The paper written by John E. Edlund “Let’s do it again: A call for replications” in Psi Chi Journal of Psychological Research examines the importance of replication in science, particularly psychology. For so many years replication has been difficult to execute due to fabricated data, selective analyses, and manipulations of degrees. As stated in the paper, “Early career researchers in the field are pressured to publish early and often” which in turn can direct them towards “taking steps to drive up their publication counts”. Direct and conceptual replications alike are incredibly important in psychology. For without subsequent research supporting a study, there is no evidence supporting that the study was producing accurate data. In turn, this means the study is not contributing to the growth of psychological knowledge.
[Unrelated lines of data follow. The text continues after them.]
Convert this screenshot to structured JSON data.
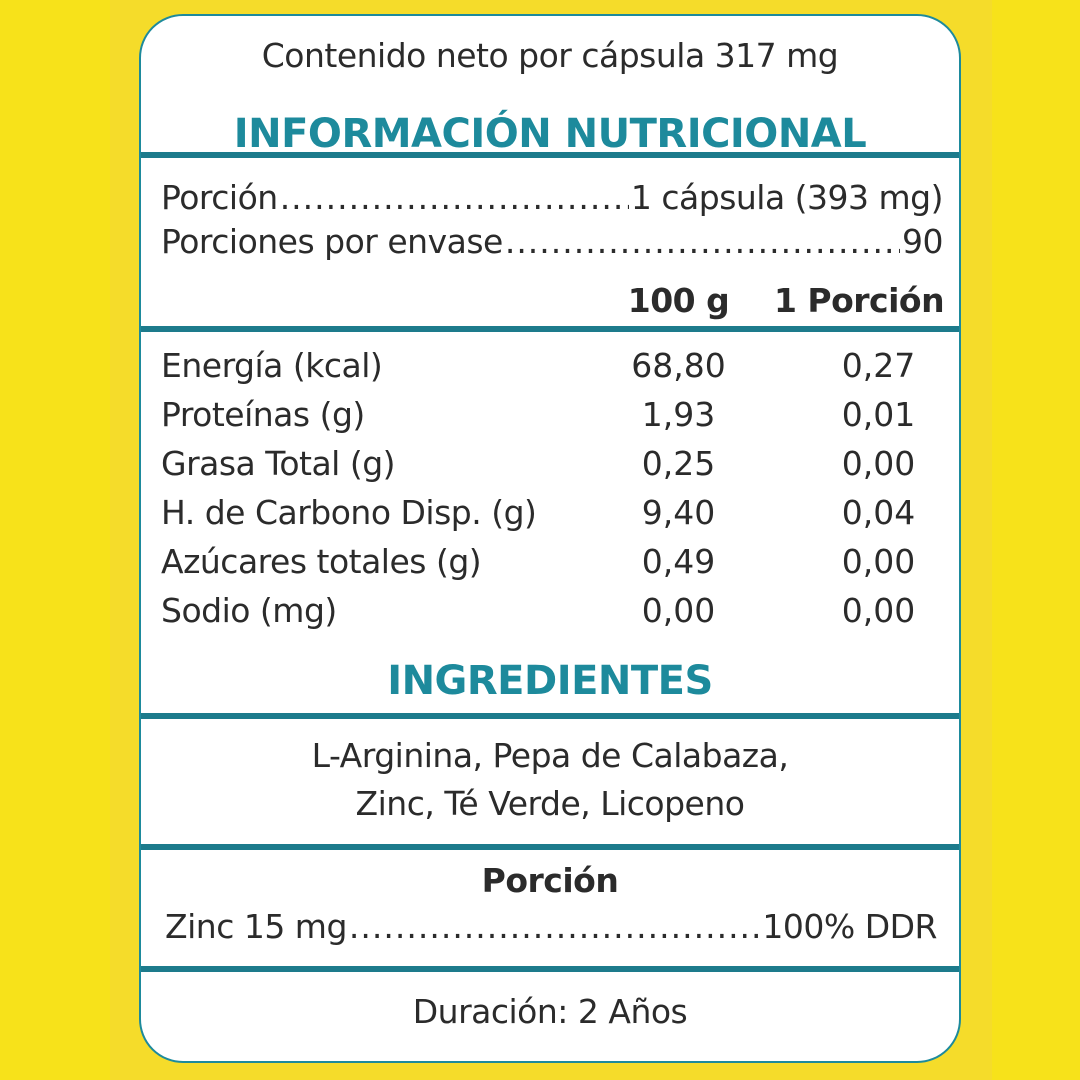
{
  "header": {
    "net_content": "Contenido neto por cápsula 317 mg",
    "title": "INFORMACIÓN NUTRICIONAL"
  },
  "serving": {
    "portion_label": "Porción",
    "portion_value": "1 cápsula (393 mg)",
    "servings_label": "Porciones por envase",
    "servings_value": "90"
  },
  "columns": {
    "col1": "100 g",
    "col2": "1 Porción"
  },
  "nutrients": [
    {
      "label": "Energía (kcal)",
      "per100": "68,80",
      "perPortion": "0,27"
    },
    {
      "label": "Proteínas (g)",
      "per100": "1,93",
      "perPortion": "0,01"
    },
    {
      "label": "Grasa Total (g)",
      "per100": "0,25",
      "perPortion": "0,00"
    },
    {
      "label": "H. de Carbono Disp. (g)",
      "per100": "9,40",
      "perPortion": "0,04"
    },
    {
      "label": "Azúcares totales (g)",
      "per100": "0,49",
      "perPortion": "0,00"
    },
    {
      "label": "Sodio (mg)",
      "per100": "0,00",
      "perPortion": "0,00"
    }
  ],
  "ingredients": {
    "title": "INGREDIENTES",
    "line1": "L-Arginina, Pepa de Calabaza,",
    "line2": "Zinc, Té Verde, Licopeno"
  },
  "portion_box": {
    "title": "Porción",
    "item_label": "Zinc 15 mg",
    "item_value": "100% DDR"
  },
  "footer": {
    "duration": "Duración: 2 Años"
  },
  "colors": {
    "accent": "#1d8a9c",
    "background": "#f5dc2a"
  }
}
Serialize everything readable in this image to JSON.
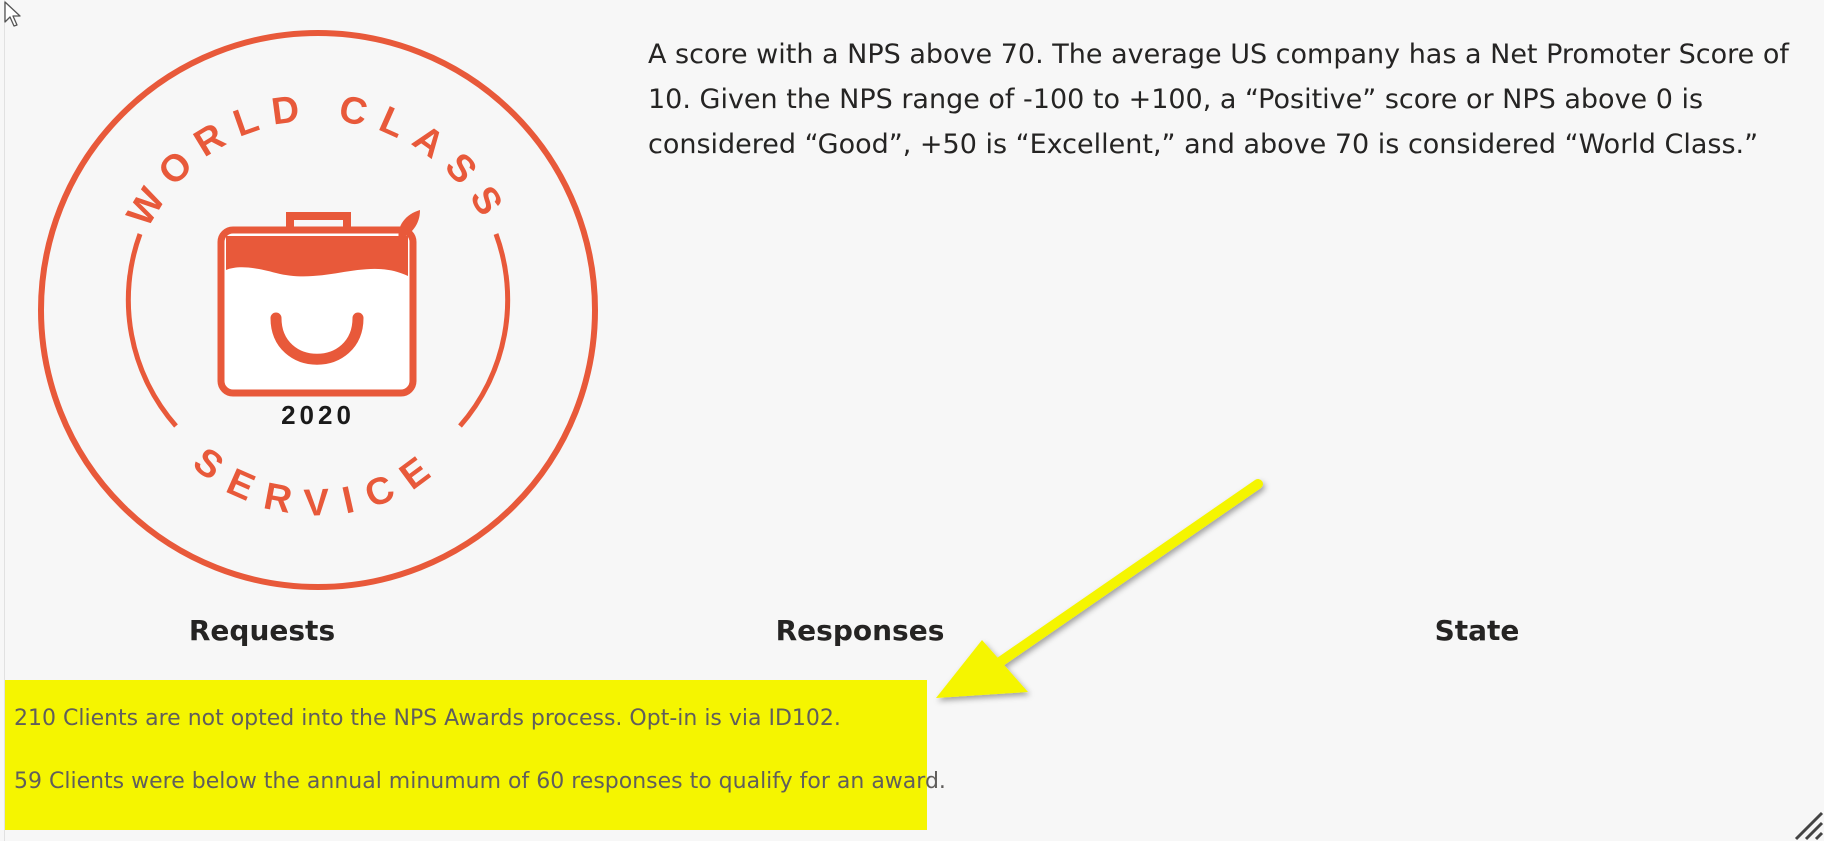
{
  "badge": {
    "top_text": "WORLD CLASS",
    "bottom_text": "SERVICE",
    "year": "2020",
    "accent_color": "#e8593a",
    "year_color": "#1a1a1a"
  },
  "nps_description": "A score with a NPS above 70. The average US company has a Net Promoter Score of 10. Given the NPS range of -100 to +100, a “Positive” score or NPS above 0 is considered “Good”, +50 is “Excellent,” and above 70 is considered “World Class.”",
  "columns": {
    "requests": "Requests",
    "responses": "Responses",
    "state": "State"
  },
  "notice": {
    "background": "#f5f500",
    "lines": [
      "210 Clients are not opted into the NPS Awards process. Opt-in is via ID102.",
      "59 Clients were below the annual minumum of 60 responses to qualify for an award."
    ]
  },
  "icons": {
    "cursor": "mouse-pointer-icon",
    "arrow": "yellow-callout-arrow",
    "grip": "resize-grip-icon"
  }
}
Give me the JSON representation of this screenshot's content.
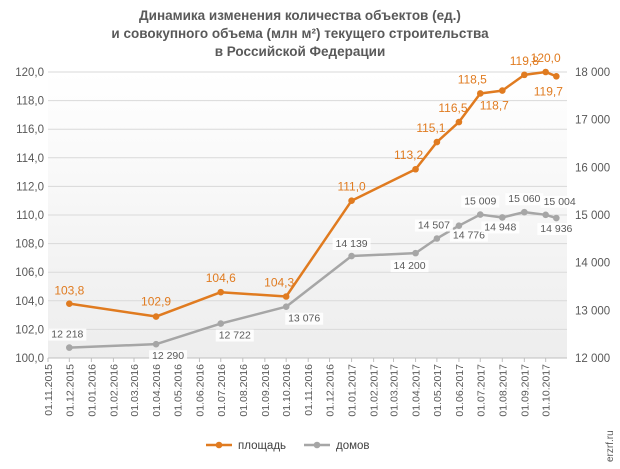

Christopher A. Wolters & Maryam Hussain’s paper, Investigating grit and its relations with college students’ self-regulated learning and academic achievement, discusses the effect of grit in relation with college students’ success in school. Essentially, a study showed that grit was a predictor for indications of self-regulated learning (SRL). Grit, while associated with the tendency to be academically successful, is not consistently linked “specifically to students’ academic achievement”. SRL, however, is reinforced by convincing evidence in being linked with academic achievement. The study has shown that grit and SRL could truly be major factors in a student’s academic success. Without studies to make important connections like this, psychological knowledge would be left with many gaps. Relating two traits is important in cultivating psychology.
Psychology is the study of the mind and its functions, especially those affecting behavior. This essentially means that the contributions of the study of psychology are virtually unlimited and ever-changing. As the importance of mental health continues to grow in our society, psychology will continue to be useful and important in our general knowledge. People are increasingly more aware of behaviors and what conditions may affect them. Psychology highlights the importance of understanding others and their actions. It provides a ‘why’ to many questions people ask in their everyday lives. For example, touching on the study done by Wolters & Hussain, instead of assuming someone is successful in school by pure luck or just ‘being smart’ we now can understand that they most likely encompass a personality trait that encourages them to work harder and focus more, otherwise known as grit.
While there are many contributions psychology provides to our general knowledge, there are also many limitations. Psychology is not like any other science. The study of the mind is complex and can be different for many people. Replications can pose a challenge, and replication is a key part of the scientific method. Without the ability to be accurately replicated, some may argue the study of psychology is not considered to be a science. Another limitation is that many people believe they know just as much about psychology as a trained and experienced psychologist. People tend to believe their common sense and life experience are enough to make them psychologists.
Future psychological research will be different than it is today, just as it is different today compared to the past. Psychology has much controversy surrounding it due to the fact that it is, and always will be varying. This is due to the environment and culture in which people live. My prediction is that in the future psychology will be proven more reliable and accurate due to evolving technology and the increasing focus on mental health. Psychology has not been taken seriously by many people in the past, but that is changing- and the future looks bright.
With mental health becoming so prevalent in today’s world, and continuing to grow, psychology faces some obstacles. Tying back in what was previously stated about people believing their own experiences provide enough evidence to make judgements on psychology, this could prove to be a serious issue in the future of psychological research. With everyone believing they truly understand psychological behavior, it will make it difficult for actual psychological studies to be executed and trusted. In a sense, it could end up giving the study of psychology a bad reputation because people will associate it with those who falsely claim to be knowledgeable on the subject.